Televangelist Jan Crouch, founder of Trinity Broadcasting Network, has been accused of covering up the rape of her teenage granddaughter by a TBN employee in an effort to "save the reputation" of the network.
Carra Crouch, the 24-year-old granddaughter of the late TBN founders Paul and Jan Crouch, said she was drugged and sexually assaulted by a TBN employee at a Praise-A-Thon fundraiser in Atlanta when she was 13, according to the Mail Online.
In a lawsuit filed Trinity Christian Center of Santa Ana, the nonprofit that runs the Christian broadcasting empire TBN, Carra said she had smoked a cigarette, drank alcohol and watched a movie on her bed with a 30-year-old man, and that the man fondled her, tried to kiss her, and gave her a glass of water that she suspects was laced with a drug that made her pass out.

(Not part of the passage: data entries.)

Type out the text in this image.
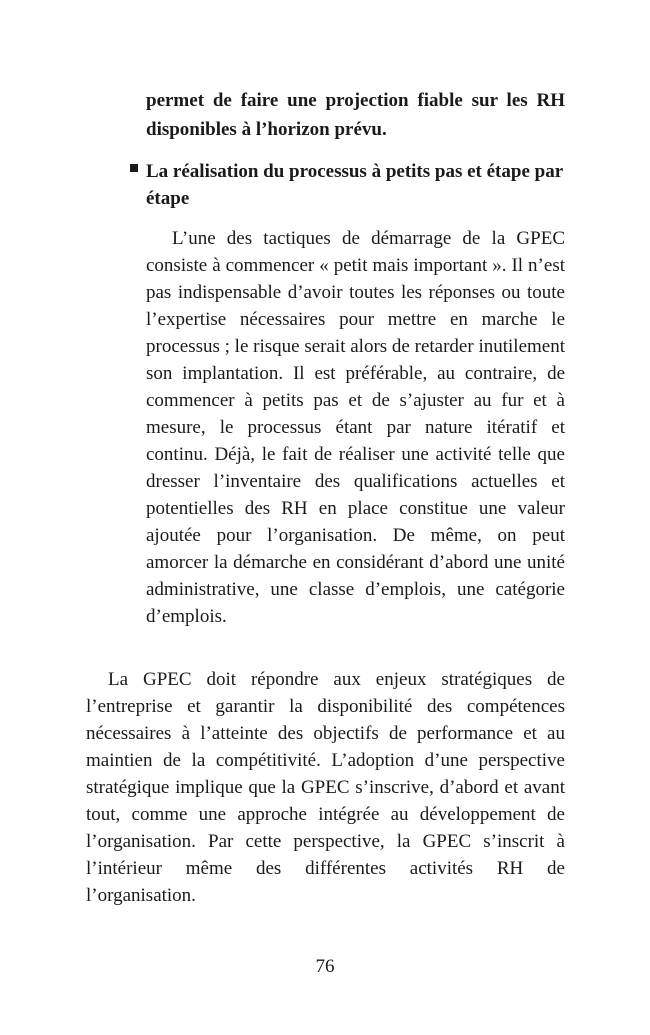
permet de faire une projection fiable sur les RH disponibles à l’horizon prévu.

La réalisation du processus à petits pas et étape par étape

L’une des tactiques de démarrage de la GPEC consiste à commencer « petit mais important ». Il n’est pas indispensable d’avoir toutes les réponses ou toute l’expertise nécessaires pour mettre en marche le processus ; le risque serait alors de retarder inutilement son implantation. Il est préférable, au contraire, de commencer à petits pas et de s’ajuster au fur et à mesure, le processus étant par nature itératif et continu. Déjà, le fait de réaliser une activité telle que dresser l’inventaire des qualifications actuelles et potentielles des RH en place constitue une valeur ajoutée pour l’organisation. De même, on peut amorcer la démarche en considérant d’abord une unité administrative, une classe d’emplois, une catégorie d’emplois.

La GPEC doit répondre aux enjeux stratégiques de l’entreprise et garantir la disponibilité des compétences nécessaires à l’atteinte des objectifs de performance et au maintien de la compétitivité. L’adoption d’une perspective stratégique implique que la GPEC s’inscrive, d’abord et avant tout, comme une approche intégrée au développement de l’organisation. Par cette perspective, la GPEC s’inscrit à l’intérieur même des différentes activités RH de l’organisation.

76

When she awoke, she suspected she had been raped.
However, when she told her grandmother about the assault, she said, Jan Crouch "yelled at and berated her" instead of reporting the incident to police.
She filed the lawsuit in 2012, saying the experienced led to years of trauma and emotional distress, according to the OC Register. This past Wednesday, her lawyer, David Keesling, raised the accusation that Jan, who died in 2016, knew about the assault and covered it up at a Californian court because she was concerned about the "bad press." He argued that as an ordained minister, Jan had a duty to report the allegation to authorities.
"This is absolutely the reason why we need mandatory reporters," Keesling said. "Had Jan Crouch not failed her obligation to the law, we wouldn't be here."
Keesling said Carra was left "traumatized" by her televangelist grandmother: "Jan Crouch, like her or not, her words mattered to Carra," he said. "Carra went in fragile and she came out broken."
"We will show how Jan Crouch - Carra's own flesh and blood grandmother, matriarch and leader of the world's largest televangelist television program, pastor and spiritual leader of that family - how when she heard what had occurred, didn't offer comfort or spiritual healing. She yelled at her. Berated her. Castigated her. She blamed her. She shamed her," said Keesling.
He added, "This case can be summed up in four simple words: Practice what you preach."
In turn, Trinity attorney Michael King said there is no evidence that Jan berated her granddaughter, and argued that Trinity had no obligation to do anything in this case. He also suggested that Cara went to her grandmother as a grandmother, not as a minister.
"Jan Crouch is not here to defend herself," he said. "She loved her granddaughter; she would never intentionally hurt her granddaughter."
Trinity's lawyers have also said Carra's charges actually are part of an extortion plot.
Jan and Paul Crouch had two sons, Paul Jr. and Matthew, both of whom are high-ranking officials and program hosts on TBN. Paul died in 2013 at age 79.
The couple founded TBN in 1973, and the next year purchased the network's first station, KTBN-TV 40 in Southern California. It grew to become the most watched faith network in the country and the seventh largest owner of broadcast TV stations.
Since TBN's founding, Jan Crouch served as the network's vice president and director of network programming, as well as the director of programming for TBN's affiliated networks, such as the Smile of a Child children's channel, the JUCE TV youth network, The Church Channel, and the TBN Enlace USA Spanish language network.
She also served as the president and manager of The Holy Land Experience theme park in Orlando, Fla.